Computer Economics previously said the amount of damage caused by the fast-moving e-mail virus could ultimately reach $10 billion. Analysts at the technology market research firm have said the impact of last year's Melissa virus pales in comparison to what was done to computers by the "ILOVEYOU" virus, which spread around the world at lightning speed last Thursday.
But Lloyd Hession, an analyst at Cambridge, Massachusetts-based Giga Information Group Inc., said trying to put a dollar figure on the damage isn't easy.

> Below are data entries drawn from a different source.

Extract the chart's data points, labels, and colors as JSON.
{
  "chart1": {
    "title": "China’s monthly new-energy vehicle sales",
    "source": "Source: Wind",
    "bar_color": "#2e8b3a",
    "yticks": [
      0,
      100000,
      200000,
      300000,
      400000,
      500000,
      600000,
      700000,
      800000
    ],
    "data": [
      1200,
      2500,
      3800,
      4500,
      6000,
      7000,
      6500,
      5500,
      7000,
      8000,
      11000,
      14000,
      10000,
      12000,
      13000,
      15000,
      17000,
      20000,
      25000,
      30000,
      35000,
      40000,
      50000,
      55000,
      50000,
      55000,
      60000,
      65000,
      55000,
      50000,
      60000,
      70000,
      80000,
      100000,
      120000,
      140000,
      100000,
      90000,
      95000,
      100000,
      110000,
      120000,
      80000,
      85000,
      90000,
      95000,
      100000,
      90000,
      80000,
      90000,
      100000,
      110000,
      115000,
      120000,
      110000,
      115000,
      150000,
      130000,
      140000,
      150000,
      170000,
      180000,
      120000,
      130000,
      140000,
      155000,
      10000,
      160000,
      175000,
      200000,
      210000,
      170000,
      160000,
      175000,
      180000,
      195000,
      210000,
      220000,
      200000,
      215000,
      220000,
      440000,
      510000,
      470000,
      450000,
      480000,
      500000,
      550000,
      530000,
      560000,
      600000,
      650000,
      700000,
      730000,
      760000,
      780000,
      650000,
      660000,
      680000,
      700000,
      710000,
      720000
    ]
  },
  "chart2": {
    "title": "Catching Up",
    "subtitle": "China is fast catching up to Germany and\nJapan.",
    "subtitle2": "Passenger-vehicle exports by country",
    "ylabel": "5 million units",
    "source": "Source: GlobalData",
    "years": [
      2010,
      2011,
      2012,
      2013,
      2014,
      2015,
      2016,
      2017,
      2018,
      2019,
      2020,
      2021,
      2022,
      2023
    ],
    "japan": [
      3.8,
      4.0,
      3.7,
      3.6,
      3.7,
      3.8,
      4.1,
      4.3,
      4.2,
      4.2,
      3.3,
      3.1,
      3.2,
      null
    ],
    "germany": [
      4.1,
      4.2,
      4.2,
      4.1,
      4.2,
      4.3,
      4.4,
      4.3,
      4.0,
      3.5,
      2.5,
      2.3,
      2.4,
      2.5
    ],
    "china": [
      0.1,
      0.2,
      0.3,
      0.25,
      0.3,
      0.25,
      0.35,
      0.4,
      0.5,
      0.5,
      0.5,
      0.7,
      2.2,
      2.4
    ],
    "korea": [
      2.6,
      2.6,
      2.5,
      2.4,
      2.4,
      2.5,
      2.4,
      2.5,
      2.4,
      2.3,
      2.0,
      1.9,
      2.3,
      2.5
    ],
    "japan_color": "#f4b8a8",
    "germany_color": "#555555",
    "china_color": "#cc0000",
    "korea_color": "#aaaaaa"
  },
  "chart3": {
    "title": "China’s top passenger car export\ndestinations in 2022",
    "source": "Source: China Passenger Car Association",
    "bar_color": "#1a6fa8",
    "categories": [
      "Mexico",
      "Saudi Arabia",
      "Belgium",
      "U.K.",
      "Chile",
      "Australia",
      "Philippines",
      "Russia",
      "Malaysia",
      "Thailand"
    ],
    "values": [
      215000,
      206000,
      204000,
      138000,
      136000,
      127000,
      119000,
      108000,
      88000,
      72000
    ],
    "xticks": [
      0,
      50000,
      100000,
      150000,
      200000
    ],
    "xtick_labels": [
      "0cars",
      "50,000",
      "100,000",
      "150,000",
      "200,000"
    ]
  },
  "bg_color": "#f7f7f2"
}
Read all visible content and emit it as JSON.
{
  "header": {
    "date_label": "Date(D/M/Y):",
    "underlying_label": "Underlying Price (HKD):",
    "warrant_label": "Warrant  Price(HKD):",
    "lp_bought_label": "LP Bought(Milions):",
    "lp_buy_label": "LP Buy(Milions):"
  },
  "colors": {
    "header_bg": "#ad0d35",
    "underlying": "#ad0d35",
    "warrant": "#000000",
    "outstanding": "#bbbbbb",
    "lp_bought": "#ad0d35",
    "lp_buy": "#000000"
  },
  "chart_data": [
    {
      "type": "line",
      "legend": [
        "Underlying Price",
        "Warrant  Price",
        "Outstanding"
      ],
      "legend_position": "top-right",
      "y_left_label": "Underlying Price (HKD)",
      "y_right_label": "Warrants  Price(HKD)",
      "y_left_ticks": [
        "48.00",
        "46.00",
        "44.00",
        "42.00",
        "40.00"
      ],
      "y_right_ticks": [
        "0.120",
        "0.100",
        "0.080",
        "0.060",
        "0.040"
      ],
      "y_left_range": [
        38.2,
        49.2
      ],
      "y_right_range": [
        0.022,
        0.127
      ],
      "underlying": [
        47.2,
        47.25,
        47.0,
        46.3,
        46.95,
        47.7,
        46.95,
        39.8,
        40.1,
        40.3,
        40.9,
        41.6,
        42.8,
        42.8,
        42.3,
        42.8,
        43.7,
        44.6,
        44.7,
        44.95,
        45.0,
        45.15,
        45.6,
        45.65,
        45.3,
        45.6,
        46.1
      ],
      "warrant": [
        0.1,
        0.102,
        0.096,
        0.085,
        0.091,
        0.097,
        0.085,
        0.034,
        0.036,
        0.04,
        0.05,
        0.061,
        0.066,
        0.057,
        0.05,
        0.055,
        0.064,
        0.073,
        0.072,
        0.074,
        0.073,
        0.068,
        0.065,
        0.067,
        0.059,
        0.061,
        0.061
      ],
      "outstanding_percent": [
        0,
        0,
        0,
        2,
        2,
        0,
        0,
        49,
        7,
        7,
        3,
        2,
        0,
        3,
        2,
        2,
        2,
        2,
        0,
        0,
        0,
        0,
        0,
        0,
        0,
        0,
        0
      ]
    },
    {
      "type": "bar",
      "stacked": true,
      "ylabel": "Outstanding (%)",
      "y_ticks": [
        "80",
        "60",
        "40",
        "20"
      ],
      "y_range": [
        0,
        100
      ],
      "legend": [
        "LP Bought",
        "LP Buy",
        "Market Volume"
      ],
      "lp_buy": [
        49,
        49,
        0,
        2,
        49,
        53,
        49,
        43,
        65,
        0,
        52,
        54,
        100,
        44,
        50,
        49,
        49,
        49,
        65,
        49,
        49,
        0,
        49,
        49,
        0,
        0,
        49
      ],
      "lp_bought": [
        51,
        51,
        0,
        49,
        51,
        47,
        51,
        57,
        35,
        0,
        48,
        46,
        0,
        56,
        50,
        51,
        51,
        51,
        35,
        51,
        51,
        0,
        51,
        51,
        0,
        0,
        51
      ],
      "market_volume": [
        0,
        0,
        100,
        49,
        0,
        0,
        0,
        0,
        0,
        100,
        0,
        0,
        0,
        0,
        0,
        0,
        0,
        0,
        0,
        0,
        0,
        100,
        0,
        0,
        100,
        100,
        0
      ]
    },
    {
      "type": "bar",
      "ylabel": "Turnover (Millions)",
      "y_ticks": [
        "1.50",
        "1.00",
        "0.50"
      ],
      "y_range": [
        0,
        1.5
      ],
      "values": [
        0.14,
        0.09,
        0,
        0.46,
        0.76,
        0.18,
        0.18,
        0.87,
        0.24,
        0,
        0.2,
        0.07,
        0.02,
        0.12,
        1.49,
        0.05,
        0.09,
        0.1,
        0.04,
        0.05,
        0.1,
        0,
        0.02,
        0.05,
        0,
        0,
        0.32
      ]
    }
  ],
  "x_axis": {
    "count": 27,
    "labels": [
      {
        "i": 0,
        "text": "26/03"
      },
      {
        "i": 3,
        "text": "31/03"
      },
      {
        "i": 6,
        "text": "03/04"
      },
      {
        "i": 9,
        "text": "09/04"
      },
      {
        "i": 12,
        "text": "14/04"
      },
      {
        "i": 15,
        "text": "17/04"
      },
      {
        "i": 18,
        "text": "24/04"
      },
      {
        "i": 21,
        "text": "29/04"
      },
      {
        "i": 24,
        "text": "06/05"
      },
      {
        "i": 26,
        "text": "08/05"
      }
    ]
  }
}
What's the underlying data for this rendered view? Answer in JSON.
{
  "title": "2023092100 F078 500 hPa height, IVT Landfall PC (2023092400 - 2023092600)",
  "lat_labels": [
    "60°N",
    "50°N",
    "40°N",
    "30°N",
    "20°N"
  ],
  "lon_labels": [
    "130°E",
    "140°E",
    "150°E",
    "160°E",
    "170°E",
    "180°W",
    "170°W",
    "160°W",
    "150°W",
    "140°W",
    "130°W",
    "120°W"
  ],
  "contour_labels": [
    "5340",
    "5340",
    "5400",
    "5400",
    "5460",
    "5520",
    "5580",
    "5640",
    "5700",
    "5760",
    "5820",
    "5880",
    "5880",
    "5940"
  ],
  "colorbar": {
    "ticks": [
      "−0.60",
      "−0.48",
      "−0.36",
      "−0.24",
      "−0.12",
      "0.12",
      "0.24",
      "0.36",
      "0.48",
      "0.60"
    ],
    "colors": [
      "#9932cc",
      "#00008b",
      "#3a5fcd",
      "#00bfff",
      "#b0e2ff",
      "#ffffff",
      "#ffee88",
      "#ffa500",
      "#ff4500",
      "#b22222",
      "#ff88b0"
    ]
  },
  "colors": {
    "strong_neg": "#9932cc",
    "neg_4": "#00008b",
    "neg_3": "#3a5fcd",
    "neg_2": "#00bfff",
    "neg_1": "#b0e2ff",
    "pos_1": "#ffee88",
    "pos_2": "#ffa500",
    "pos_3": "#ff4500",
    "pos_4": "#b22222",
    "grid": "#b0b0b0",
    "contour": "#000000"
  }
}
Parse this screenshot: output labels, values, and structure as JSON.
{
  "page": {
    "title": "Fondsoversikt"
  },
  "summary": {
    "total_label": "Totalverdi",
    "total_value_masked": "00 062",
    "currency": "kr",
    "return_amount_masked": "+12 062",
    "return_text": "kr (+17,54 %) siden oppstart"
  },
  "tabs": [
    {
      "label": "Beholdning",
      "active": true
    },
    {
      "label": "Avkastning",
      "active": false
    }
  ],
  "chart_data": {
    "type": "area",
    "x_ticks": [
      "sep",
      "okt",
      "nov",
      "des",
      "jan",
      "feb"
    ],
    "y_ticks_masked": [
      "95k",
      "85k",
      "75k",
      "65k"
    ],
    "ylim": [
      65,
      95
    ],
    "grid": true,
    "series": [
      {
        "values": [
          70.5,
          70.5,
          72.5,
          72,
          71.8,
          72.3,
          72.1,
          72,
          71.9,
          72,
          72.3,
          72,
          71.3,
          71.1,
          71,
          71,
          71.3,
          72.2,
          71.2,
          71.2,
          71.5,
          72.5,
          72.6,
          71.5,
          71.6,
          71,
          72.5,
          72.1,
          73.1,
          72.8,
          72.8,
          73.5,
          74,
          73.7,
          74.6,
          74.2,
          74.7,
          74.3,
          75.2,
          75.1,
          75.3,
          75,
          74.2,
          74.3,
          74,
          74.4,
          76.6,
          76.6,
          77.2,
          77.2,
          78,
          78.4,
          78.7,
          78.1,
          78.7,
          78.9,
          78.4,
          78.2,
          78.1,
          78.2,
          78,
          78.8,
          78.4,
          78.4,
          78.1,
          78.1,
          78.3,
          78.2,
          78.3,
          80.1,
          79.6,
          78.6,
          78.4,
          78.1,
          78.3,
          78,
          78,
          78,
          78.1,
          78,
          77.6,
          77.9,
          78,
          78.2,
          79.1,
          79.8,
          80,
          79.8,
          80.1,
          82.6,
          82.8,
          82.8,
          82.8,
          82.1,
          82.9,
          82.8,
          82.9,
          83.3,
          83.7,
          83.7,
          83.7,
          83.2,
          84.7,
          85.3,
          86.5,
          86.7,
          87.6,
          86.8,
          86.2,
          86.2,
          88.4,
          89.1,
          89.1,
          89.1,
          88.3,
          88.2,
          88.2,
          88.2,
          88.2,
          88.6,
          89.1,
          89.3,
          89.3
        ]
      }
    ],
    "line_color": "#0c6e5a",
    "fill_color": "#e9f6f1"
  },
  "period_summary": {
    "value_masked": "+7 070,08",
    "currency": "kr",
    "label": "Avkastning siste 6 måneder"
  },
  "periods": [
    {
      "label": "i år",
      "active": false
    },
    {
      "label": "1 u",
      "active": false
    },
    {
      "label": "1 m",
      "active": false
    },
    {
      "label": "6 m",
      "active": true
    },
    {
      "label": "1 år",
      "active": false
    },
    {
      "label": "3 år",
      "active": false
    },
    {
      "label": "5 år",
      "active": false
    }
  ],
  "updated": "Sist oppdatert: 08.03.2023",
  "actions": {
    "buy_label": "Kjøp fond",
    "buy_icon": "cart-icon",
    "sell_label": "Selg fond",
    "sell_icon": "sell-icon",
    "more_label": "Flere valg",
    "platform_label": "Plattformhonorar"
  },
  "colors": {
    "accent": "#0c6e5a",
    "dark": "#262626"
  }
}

The cost of virus outbreaks can be a subjective thing to quantify, said Hession, who works in Giga's New York office. For example, he said, information technology staffers "were hired specifically to handle system support . . . and to be available if and when problems pop up."
That would include viruses, Hession added. Extra costs might have been racked up if IT staffs had to come in last weekend, but those would be "truly marginal," he said.
Six days after the "ILOVEYOU" virus first appeared, more variants continue to pop up. For example, Islandia, N.Y.-based Computer Associates International Inc. today reported a new variant of the virus that masquerades as a message in Portugeuse. If the message is launched, CA said, the so-called Variant R could overwrite data and program files, rendering applications unusable.
The virus-laden e-mail contains the subject line, "PresentUO UOL," with the body containing this message: "UOL tem um grande presente para voce, e eh exclusivo. Veja o arquivo em anexo. http://www.uol.com.br."
CA translated the message as, "UOL has a big present for you, and it's exclusive. Look at the file in the attachment." The attachment file is named UOL.TXT.vbs, CA said.
Meanwhile, the hunt for the creator of the original virus continues. According to reports from the Philippines, a man taken into custody by that country's National Bureau of Investigation yesterday was released earlier today after prosecutors said there wasn't enough evidence to warrant an arrest.
But the man, described as an employee of a bank's IT department, is scheduled to appear before authorities again on May 19, the reports said. And the Philippine authorities are still said to be interested in questioning his girlfriend and potentially her sister, who both shared an apartment with the man.
In the U.S., the FBI continues its probe into the virus, said Debbie Weierman, a spokeswoman for the law-enforcement agency. Weierman confirmed that a man had been detained for questioning in the Philippines, but she said the FBI was unaware of any arrests or charges in the case.